Negara terus mengalami rongrongan berupa pemberontakan DI/TII di Jawa Barat dan Kahar Muzakar di Sulawesi Selatan. Masih disusul dengan pemberontakan Batalion 426 pimpinan Amir Fatah di Brebes, Tegal, dan Pekalongan.
Stabilitas politik dan ekonomi makin terganggu ketika pada 17 Oktober 1952 terjadi demo militer di Istana Merdeka menuntut pembubaran parlemen.

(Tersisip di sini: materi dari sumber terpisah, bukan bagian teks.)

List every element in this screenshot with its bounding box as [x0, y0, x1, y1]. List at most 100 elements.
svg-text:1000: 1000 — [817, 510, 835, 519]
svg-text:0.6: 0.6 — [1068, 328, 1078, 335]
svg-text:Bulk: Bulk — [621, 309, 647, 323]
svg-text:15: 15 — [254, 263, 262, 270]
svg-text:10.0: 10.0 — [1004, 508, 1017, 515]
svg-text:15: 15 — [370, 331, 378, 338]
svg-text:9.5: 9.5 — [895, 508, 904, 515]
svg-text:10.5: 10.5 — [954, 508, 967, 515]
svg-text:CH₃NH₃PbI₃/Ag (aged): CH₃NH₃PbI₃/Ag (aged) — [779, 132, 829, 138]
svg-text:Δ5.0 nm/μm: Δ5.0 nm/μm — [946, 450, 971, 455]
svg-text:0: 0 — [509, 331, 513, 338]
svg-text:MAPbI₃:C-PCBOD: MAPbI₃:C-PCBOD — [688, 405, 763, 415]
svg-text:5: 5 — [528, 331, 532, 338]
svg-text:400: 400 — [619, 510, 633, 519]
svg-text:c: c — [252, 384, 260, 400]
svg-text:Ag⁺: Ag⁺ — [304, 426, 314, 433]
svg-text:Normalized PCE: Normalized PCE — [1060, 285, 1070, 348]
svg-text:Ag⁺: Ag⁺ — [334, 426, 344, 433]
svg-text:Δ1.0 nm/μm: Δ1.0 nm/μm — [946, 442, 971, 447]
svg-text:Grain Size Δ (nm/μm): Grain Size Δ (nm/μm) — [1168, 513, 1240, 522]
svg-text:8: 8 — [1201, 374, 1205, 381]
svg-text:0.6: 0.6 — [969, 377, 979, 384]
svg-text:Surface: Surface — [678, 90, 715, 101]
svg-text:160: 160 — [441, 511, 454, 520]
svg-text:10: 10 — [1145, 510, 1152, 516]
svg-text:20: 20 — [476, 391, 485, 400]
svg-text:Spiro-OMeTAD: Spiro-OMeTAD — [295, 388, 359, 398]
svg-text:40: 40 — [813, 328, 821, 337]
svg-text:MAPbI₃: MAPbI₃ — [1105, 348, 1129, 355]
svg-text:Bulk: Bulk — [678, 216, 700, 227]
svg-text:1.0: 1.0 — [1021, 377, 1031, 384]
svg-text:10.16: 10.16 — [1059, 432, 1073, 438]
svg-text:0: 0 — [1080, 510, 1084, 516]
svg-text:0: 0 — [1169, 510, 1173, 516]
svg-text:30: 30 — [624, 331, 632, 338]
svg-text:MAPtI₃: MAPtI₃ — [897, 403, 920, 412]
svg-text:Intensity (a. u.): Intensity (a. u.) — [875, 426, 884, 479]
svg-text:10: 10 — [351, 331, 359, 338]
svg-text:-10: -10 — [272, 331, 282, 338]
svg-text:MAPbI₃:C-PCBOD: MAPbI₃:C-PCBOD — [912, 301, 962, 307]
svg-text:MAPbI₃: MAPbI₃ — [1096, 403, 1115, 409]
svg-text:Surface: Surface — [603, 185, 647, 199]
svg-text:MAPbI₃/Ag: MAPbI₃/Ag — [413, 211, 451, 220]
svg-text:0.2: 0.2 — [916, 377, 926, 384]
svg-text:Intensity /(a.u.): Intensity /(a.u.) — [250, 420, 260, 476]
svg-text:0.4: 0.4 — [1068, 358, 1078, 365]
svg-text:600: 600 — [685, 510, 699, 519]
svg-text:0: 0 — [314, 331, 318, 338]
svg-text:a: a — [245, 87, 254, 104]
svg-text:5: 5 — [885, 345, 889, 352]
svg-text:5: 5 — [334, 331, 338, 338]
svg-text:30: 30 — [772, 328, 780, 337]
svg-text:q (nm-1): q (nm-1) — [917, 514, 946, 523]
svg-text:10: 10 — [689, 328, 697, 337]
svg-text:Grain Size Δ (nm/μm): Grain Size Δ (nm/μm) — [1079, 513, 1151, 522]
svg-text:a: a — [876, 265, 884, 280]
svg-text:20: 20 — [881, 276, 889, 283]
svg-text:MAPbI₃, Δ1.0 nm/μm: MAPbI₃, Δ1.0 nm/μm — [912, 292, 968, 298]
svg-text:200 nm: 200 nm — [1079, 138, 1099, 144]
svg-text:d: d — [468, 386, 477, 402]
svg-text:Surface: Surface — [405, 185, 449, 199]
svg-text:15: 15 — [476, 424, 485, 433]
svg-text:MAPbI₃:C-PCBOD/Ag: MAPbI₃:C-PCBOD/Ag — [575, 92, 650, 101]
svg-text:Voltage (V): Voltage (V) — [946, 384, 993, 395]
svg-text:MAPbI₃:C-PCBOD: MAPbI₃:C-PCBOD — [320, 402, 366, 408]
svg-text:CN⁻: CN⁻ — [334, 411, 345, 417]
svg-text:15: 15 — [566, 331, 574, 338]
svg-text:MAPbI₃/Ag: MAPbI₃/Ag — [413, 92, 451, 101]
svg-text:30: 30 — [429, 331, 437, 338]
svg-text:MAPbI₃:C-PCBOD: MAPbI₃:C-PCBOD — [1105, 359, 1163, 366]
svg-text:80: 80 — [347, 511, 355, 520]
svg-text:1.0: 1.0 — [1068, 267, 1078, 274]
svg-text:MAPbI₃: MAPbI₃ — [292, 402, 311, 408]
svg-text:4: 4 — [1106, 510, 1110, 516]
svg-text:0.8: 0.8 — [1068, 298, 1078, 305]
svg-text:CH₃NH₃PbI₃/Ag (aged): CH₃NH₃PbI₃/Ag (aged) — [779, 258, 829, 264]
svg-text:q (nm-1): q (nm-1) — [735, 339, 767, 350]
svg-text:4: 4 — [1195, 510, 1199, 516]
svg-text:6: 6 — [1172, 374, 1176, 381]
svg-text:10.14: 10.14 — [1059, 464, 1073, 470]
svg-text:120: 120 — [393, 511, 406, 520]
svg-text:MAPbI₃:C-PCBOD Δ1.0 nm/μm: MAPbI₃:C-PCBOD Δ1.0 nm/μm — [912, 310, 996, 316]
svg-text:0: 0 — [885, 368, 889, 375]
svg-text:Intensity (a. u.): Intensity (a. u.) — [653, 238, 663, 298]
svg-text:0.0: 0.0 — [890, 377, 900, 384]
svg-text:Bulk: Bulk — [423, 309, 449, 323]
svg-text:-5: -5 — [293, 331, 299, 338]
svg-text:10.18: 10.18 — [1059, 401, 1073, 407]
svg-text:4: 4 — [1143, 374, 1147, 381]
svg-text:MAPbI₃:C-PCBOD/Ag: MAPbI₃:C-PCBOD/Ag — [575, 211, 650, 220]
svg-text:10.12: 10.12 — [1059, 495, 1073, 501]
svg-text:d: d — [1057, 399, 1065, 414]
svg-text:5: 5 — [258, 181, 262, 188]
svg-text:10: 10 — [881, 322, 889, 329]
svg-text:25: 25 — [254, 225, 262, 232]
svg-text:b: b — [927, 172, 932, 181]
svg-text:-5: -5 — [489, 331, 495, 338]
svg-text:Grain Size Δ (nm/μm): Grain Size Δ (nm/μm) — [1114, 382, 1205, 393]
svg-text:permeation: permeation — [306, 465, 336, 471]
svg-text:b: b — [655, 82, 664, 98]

Pada Agustus 1953 terbentuk Kabinet Ali-Wongso setelah melalui krisis 58 hari lamanya akibat saling rebutan kursi penting. Situasi makin gawat setelah pemberontakan DI/TII di Aceh pimpinan Daud Beureuh pada 20 September 1953.
Pada 12 Agustus 1955, Kabinet Burhanuddin Harahap (Masyumi) terbentuk tanpa PNI yang menjadi oposisi. Pada 29 September 1955 terjadi pemilu pertama.
Setelah jatuh, lagi-lagi karena mosi tidak percaya, pada 24 Maret 1956 terbentuk Kabinet Ali II. Situasi makin panas ketika 1 Desember 1956, Wakil Presiden Mohamad Hatta mengundurkan diri.